Prince George’s County Executive Rushern Baker finally signed into law his largest piece of legislation to date; the $50 million Economic Development Incentive (EDI) Fund.

“Together, united as One County, working together as the executive and legislative branches, we have made a bold declaration to the state, region, nation, and the world that, ‘Prince George’s County means business,’” said Baker in a statement. “With the EDI Fund, we are going to employ by creating new jobs and retaining current jobs in the County. We are going to develop new business opportunities, incubator companies, and small and minority owned businesses that will lead to new industries in the County.”

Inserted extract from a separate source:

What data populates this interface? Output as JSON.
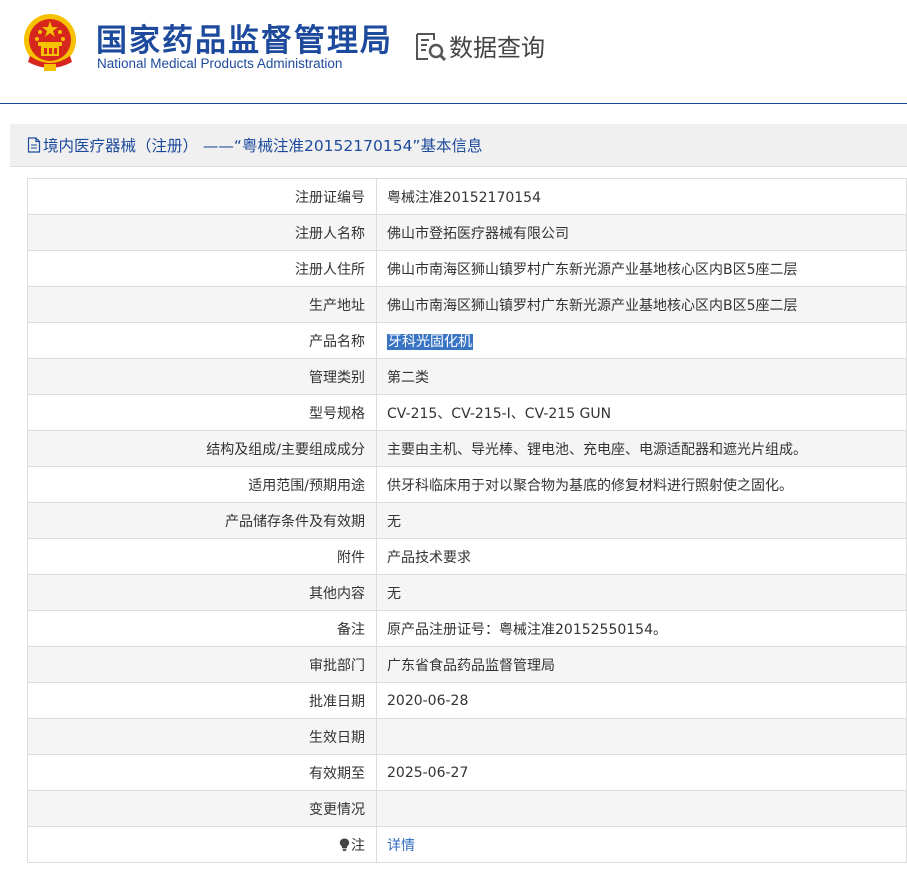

The signing of the bill was a long fight as Baker and the Prince George’s County Council took months to negotiate the terms of how the fund would be dispersed and what stipulations it would have.

There were no disputes at the signing ceremony, however, as Baker and his counterparts on the council touted the possibilities the fund could bring.

“We are confident that our work together to enhance economic development in the County will support the kind of development both the Council and County Executive agree needs to happen,” said Council Chair Ingrid Turner, D.- Dist. 4. “This is a plan that sets a clear vision for development opportunities and policies that will strengthen our communities with redevelopment and revitalization initiatives.”

Despite that optimism, the reality of the situation is that some funds need to be generated swiftly for the county. The county executive and some members of the council are open to exploring slot machines in the county for the first time in the wake of the economic downturn.

“We’re in a revenue-constrained situation,” said Councilman Mel Franklin, D.-Dist. 9. “It isn’t good enough to simply say; ‘Hey, we’ll find it from somewhere else.’ I’m looking for somewhere else right now. When you find it let me know. We are dealing with a post-recession economy that’s slowed job growth.”

Slots would give Prince George’s an identity it doesn’t want according to other members of the council, including Andrea Harrison, D.-Dist. 5, who says the county “can do better” than slots. Even Franklin said he would rather the county be aligned with another type of industry.

In announcing the move of Coastal International Security to Prince George’s County, Franklin said he wanted to the county to become the hub for the security industry.

“We want security to be a niche industry for Prince George’s County,” said Franklin. “We’re going to be a regional leader in the security industry.”

The Office of the County Executive says the Office of Management and Budget and the Office of Finance will provide monitoring, tracking and reporting procedures for the EDI. Any disbursement over $250,000 would have to be approved by the council and any business receiving funding would be required to show that financial obligations to the county, state and federal government are up-to-date.